View Full Version : Phillip Gump's travels

Phillip Allen
02-10-2007, 10:20 PM
I just got back from shopping at a big Wal-Mart super center…nothing to do with Wal-Mart but rather to do with a large sampling of human faces.

As I walked up and down the aisles I often made eye contact with my fellow humans. Men will acknowledge me and even women are willing and able to look me in the eye. I sometimes use the pretty women to test a theory: If I make eye contact and they quickly look away, then perhaps they fear me or strangers…those who look back and acknowledge my greeting I consider to be more comfortable in their own skins than those who avoid my hello. For whatever reasons these people do not fear strangers…they are a part of my preferred community.

When I was in South America, I made the same observations. In Brazil, everyone smiled back at me and the women made direct eye contact. In Argentina, however, I found folks would go into contortions to avoid eye contact…what can that mean I have wondered.
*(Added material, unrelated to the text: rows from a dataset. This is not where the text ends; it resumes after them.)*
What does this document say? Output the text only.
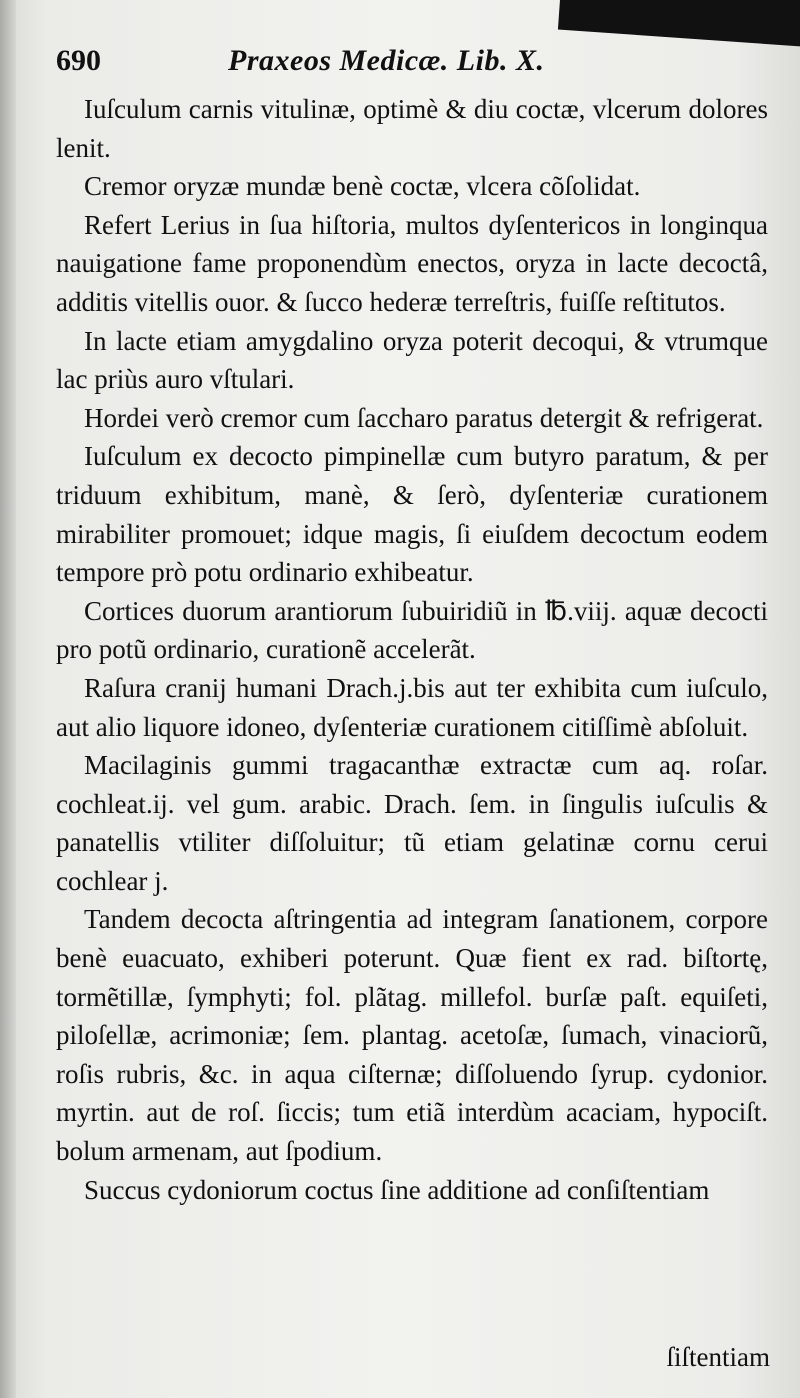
690	Praxeos Medicæ. Lib. X.

Iuſculum carnis vitulinæ, optimè & diu coctæ, vlcerum dolores lenit.

Cremor oryzæ mundæ benè coctæ, vlcera cõſolidat.

Refert Lerius in ſua hiſtoria, multos dyſentericos in longinqua nauigatione fame proponendùm enectos, oryza in lacte decoctâ, additis vitellis ouor. & ſucco hederæ terreſtris, fuiſſe reſtitutos.

In lacte etiam amygdalino oryza poterit decoqui, & vtrumque lac priùs auro vſtulari.

Hordei verò cremor cum ſaccharo paratus detergit & refrigerat.

Iuſculum ex decocto pimpinellæ cum butyro paratum, & per triduum exhibitum, manè, & ſerò, dyſenteriæ curationem mirabiliter promouet; idque magis, ſi eiuſdem decoctum eodem tempore prò potu ordinario exhibeatur.

Cortices duorum arantiorum ſubuiridiũ in ℔.viij. aquæ decocti pro potũ ordinario, curationẽ accelerãt.

Raſura cranij humani Drach.j.bis aut ter exhibita cum iuſculo, aut alio liquore idoneo, dyſenteriæ curationem citiſſimè abſoluit.

Macilaginis gummi tragacanthæ extractæ cum aq. roſar. cochleat.ij. vel gum. arabic. Drach. ſem. in ſingulis iuſculis & panatellis vtiliter diſſoluitur; tũ etiam gelatinæ cornu cerui cochlear j.

Tandem decocta aſtringentia ad integram ſanationem, corpore benè euacuato, exhiberi poterunt. Quæ fient ex rad. biſtortę, tormẽtillæ, ſymphyti; fol. plãtag. millefol. burſæ paſt. equiſeti, piloſellæ, acrimoniæ; ſem. plantag. acetoſæ, ſumach, vinaciorũ, roſis rubris, &c. in aqua ciſternæ; diſſoluendo ſyrup. cydonior. myrtin. aut de roſ. ſiccis; tum etiã interdùm acaciam, hypociſt. bolum armenam, aut ſpodium.

Succus cydoniorum coctus ſine additione ad conſiſtentiam

ſiſtentiam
Can anyone shed any light on these social patterns?

02-10-2007, 10:56 PM
an adventure. I say 'hello' to dozens of people. I talk to little kids. I help ladies reach things on high shelves. I have conversations with the check out people. My wife gets a little jealous sometimes when I get home and she'll ask how it went. Quite honestly I have been asked to dinner by probably 12-13 women just while pushing a cart around a grocery store.
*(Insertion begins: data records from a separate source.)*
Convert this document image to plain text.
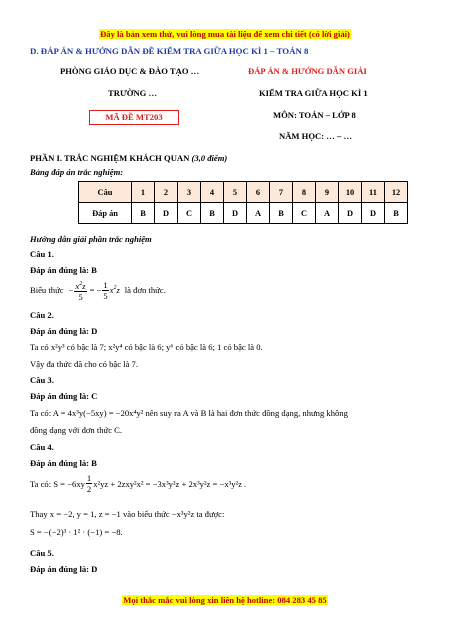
Đây là bản xem thử, vui lòng mua tài liệu để xem chi tiết (có lời giải)
D. ĐÁP ÁN & HƯỚNG DẪN ĐỀ KIỂM TRA GIỮA HỌC KÌ 1 – TOÁN 8
PHÒNG GIÁO DỤC & ĐÀO TẠO …
TRƯỜNG …
MÃ ĐỀ MT203
ĐÁP ÁN & HƯỚNG DẪN GIẢI
KIỂM TRA GIỮA HỌC KÌ 1
MÔN: TOÁN – LỚP 8
NĂM HỌC: … – …
PHẦN I. TRẮC NGHIỆM KHÁCH QUAN (3,0 điểm)
Bảng đáp án trắc nghiệm:
Câu	1	2	3	4	5	6	7	8	9	10	11	12
Đáp án	B	D	C	B	D	A	B	C	A	D	D	B
Hướng dẫn giải phần trắc nghiệm
Câu 1.
Đáp án đúng là: B
Biểu thức − $\frac{x^2z}{5}$ = − $\frac{1}{5} x^2z$ là đơn thức.
Câu 2.
Đáp án đúng là: D
Ta có x²y³ có bậc là 7; x²y⁴ có bậc là 6; y⁶ có bậc là 6; 1 có bậc là 0.
Vậy đa thức đã cho có bậc là 7.
Câu 3.
Đáp án đúng là: C
Ta có: A = 4x³y(−5xy) = −20x⁴y² nên suy ra A và B là hai đơn thức đồng dạng, nhưng không
đồng dạng với đơn thức C.
Câu 4.
Đáp án đúng là: B
Ta có: $S = -6xy \frac{1}{2} x^2yz + 2zxy^2x^2 = -3x^3y^2z + 2x^3y^2z = -x^3y^2z$ .
Thay x = −2, y = 1, z = −1 vào biểu thức −x³y²z ta được:
S = −(−2)³ · 1² · (−1) = −8.
Câu 5.
Đáp án đúng là: D
Mọi thắc mắc vui lòng xin liên hệ hotline: 084 283 45 85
I guess it has to do with how and where you were raised. My father taught me to be poilte, and I try my best to always help if I can. You always hear about the rudeness of French people. Not to me, they weren't. I have been in the roughest inner-city neighborhoods and I have been in many different countries and had maybe two or three bad incidents over the years. If you greet people with a smile, a quiet smile, and show them right up front that you are interested in them without being condescending, then the odds are about 99% in your favor that they are going to like you.

One place where I have had a wee bit of trouble is in Germany. No one was rude. Not at all, but in the Ruhrgebiet there are something like 11-12 million people living in an area not much bigger than Mobile and Baldwin counties in Alabama. So in order to maintain a little space for themselves most people are very, very private when they walk on the street. Where I live we greet pretty much anyone that we come across. 'Hey'. 'How are you?' To everyone. Well, you don't do that in Germany. People look at you like you're nuts. It takes some getting used to. On the other hand, once you get to know people you will find most Germans to be very open and friendly. At least that has been my experience.

I always tease my wife that if she ever leaves me all I have to do to find some company is go grocery shopping. :)

Mickey Lake

Paul Pless
02-11-2007, 07:14 AM
My experience has been alot like Mickey's (well maybe without the dozen or so dinner invitations), but I've traveled extensively throughout the United States, Canada, and Europe. I've relished the times I've spent in Germany but too have found complete strangers to be rather withdrawn and cool.

For a completely different experience though, Budapest was an eye opener. In Hungary, I found a largely caucasian population of mostly attractive people who wanted to make contact with you. They made eye contact without reservation, and quite often would 'invade' your personal space and touch you and laugh and smile. After my trips to Northern and Western Europe, I found this area to be exotic by comparison. I look forward to a return one day.

Phillip Allen
02-11-2007, 09:29 AM
So, if it is strictly cultural...how do our cultures arrive at this point?